There wasn’t much ceremony to the event. The attending physician went over all the don’ts, no kissing/etc. for 7 days, no sleeping in the same bed for 5 days, no being in the same room for the first 24 hours, no significant exposure to public places for the next 7 days, no this, no that, no whatever. There were some positives — the dreaded Low Iodine Diet finally ends Friday and the new thyroid drugs are started. In theory, everything after that slides back toward normal, or the new state of normal that we’ll develop for the purpose.
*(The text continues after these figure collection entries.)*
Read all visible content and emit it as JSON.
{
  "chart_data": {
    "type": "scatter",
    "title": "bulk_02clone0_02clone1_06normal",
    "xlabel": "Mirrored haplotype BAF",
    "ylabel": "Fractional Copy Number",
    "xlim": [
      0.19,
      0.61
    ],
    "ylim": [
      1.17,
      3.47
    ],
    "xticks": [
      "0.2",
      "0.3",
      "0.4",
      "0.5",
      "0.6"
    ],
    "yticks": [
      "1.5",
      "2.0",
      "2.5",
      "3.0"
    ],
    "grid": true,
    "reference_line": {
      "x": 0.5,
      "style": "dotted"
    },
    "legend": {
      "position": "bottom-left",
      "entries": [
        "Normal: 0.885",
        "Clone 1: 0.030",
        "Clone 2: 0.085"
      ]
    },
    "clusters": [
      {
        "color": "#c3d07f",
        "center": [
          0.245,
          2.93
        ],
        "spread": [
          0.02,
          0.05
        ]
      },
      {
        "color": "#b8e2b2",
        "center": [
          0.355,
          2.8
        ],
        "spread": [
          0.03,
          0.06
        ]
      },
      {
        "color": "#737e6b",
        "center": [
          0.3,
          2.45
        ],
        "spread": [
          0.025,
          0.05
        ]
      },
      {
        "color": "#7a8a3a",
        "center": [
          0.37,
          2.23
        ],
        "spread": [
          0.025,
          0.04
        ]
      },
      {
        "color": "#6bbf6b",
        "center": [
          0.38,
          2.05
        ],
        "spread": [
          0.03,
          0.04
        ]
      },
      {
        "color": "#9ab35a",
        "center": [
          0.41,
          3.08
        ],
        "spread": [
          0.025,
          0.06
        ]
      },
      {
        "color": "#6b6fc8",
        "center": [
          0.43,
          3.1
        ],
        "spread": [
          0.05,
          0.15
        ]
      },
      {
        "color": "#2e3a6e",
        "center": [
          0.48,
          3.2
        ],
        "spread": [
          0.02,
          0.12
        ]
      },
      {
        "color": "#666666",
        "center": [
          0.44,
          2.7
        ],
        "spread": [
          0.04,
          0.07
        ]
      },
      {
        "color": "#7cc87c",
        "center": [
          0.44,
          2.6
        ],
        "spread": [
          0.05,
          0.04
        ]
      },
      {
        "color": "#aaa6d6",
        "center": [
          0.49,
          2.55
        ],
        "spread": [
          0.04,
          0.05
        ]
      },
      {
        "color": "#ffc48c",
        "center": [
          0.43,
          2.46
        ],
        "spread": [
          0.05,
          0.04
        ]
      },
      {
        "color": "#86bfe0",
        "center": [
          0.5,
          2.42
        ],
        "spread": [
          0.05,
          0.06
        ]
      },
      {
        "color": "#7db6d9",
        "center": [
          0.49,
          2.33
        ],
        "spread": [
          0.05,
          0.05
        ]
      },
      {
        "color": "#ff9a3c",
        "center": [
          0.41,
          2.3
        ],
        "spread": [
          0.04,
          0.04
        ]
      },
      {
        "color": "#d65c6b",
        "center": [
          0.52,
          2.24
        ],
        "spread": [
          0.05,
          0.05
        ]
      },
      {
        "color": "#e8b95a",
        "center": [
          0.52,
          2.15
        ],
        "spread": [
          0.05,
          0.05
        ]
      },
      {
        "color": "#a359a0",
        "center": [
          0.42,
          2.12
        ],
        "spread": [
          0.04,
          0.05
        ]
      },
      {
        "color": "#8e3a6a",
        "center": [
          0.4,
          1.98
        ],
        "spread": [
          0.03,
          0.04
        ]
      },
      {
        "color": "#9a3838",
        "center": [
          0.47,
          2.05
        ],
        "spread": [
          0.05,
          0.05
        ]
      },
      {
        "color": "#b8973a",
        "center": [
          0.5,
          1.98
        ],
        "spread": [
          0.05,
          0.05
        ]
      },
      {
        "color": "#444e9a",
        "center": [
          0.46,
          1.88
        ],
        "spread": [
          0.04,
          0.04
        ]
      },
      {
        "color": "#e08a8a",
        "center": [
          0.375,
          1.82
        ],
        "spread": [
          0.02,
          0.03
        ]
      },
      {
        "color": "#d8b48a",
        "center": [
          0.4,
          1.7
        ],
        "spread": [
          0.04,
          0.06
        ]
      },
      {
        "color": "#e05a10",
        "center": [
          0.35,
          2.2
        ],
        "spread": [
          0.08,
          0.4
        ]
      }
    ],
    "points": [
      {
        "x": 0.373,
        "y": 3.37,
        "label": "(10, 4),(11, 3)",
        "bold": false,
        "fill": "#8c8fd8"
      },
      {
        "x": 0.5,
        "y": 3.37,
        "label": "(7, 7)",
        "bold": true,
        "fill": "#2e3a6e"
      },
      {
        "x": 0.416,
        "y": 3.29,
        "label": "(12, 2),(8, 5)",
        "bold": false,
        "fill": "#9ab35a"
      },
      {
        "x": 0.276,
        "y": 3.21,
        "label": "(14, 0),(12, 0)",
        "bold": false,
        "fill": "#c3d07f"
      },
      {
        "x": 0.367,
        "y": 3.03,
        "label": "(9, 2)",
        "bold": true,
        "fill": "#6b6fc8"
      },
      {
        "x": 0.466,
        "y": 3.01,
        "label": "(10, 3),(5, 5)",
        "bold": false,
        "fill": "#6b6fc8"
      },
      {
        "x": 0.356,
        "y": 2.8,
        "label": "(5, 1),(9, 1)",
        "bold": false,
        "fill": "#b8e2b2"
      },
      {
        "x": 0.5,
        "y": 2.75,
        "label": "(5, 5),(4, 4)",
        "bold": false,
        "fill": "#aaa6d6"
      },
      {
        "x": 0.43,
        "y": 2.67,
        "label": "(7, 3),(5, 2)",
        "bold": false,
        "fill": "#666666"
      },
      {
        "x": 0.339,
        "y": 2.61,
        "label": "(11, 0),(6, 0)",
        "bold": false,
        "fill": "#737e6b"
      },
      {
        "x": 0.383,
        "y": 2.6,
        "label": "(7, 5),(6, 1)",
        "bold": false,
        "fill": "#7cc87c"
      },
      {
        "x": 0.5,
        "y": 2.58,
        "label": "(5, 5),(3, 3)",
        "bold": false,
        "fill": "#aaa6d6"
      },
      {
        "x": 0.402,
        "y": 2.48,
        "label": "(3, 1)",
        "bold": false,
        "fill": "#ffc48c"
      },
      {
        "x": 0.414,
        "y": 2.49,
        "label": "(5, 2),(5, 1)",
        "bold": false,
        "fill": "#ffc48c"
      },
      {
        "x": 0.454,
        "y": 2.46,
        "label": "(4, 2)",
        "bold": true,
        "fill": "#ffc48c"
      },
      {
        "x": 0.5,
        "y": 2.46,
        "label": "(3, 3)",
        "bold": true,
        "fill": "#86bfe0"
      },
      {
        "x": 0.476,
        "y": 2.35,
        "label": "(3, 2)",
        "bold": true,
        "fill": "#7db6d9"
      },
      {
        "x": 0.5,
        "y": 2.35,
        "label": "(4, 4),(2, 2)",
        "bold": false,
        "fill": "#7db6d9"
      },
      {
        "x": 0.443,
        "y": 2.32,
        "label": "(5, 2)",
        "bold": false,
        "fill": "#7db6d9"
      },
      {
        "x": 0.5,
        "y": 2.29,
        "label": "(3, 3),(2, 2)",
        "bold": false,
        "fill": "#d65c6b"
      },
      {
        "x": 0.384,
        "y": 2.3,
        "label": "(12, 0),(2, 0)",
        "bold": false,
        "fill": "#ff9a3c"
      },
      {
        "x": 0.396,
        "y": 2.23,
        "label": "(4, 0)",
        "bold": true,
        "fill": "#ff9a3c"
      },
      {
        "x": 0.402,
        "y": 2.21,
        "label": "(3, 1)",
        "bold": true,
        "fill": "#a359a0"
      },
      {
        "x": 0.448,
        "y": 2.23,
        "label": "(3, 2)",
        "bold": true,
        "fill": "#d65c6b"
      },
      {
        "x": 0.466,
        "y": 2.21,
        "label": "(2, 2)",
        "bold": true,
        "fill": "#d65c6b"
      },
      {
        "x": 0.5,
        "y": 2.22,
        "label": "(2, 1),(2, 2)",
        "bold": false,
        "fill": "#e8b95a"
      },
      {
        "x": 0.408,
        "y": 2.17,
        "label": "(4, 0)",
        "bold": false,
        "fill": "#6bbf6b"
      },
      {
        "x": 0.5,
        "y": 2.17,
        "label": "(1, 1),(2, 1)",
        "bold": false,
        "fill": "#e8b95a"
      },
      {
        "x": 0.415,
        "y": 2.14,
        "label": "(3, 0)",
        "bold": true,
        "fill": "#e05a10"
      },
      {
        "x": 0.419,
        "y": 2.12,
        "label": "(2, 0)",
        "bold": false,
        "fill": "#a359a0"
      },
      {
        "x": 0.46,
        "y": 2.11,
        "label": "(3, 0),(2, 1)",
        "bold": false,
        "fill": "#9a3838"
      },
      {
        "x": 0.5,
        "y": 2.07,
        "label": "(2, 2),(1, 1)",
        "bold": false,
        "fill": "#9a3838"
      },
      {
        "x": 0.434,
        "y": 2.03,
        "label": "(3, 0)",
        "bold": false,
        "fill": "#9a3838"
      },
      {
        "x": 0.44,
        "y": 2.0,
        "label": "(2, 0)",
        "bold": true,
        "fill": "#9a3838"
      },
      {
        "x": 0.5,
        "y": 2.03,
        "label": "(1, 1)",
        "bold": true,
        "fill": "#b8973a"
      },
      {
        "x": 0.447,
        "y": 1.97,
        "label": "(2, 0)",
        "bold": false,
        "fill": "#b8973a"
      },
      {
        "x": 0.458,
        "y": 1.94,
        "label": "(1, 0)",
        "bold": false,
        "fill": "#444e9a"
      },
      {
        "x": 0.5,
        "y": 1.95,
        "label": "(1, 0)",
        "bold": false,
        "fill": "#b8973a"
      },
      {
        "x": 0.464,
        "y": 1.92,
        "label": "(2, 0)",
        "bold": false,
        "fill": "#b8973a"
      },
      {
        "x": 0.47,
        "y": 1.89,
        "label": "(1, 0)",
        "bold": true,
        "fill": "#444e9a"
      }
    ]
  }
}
And me, I’m tired. I’m more tired now, seeing the end of the tunnel than I was a few days ago when this was the event we were all waiting for. I don’t know why, to be honest. Maybe it’s all the restrictions. When you’ve spent all but four nights of your entire married life allowed to be within inches of this person who’s a part of you and suddenly he’s got to be way over there or the invisible heebie-jeebies might get you, it’s hard. It’s hard to not kiss him goodnight.

I’ve put three hundred miles on the car in three days. Three trips to and from the hospital and one trip out to Lancaster to help some friends. I’ve cooked and cleaned and organized until I could fall over and there’s still dozens of things to do. The Christmas cards are in their wrappers in a bag in the other room. The tree’s still in its box. I haven’t bought a single present for anyone. Hell, the blanket I started knitting last winter for a spring baby shower and a summer baby is still left unfinished in the dining room. Tomorrow I go back to work, with what energy I cannot fathom.

Maybe I’ll use the radiation I absorbed today. Sure, I can’t see it, smell it, or touch it, but I can’t do any of those things to hope either, and as corny as this sounds I think that might be the only thing keeping me going. Hope that 2007 will be a healthier year, that we can go without surprises for a little while, that somewhere there’s a place to stop and recharge.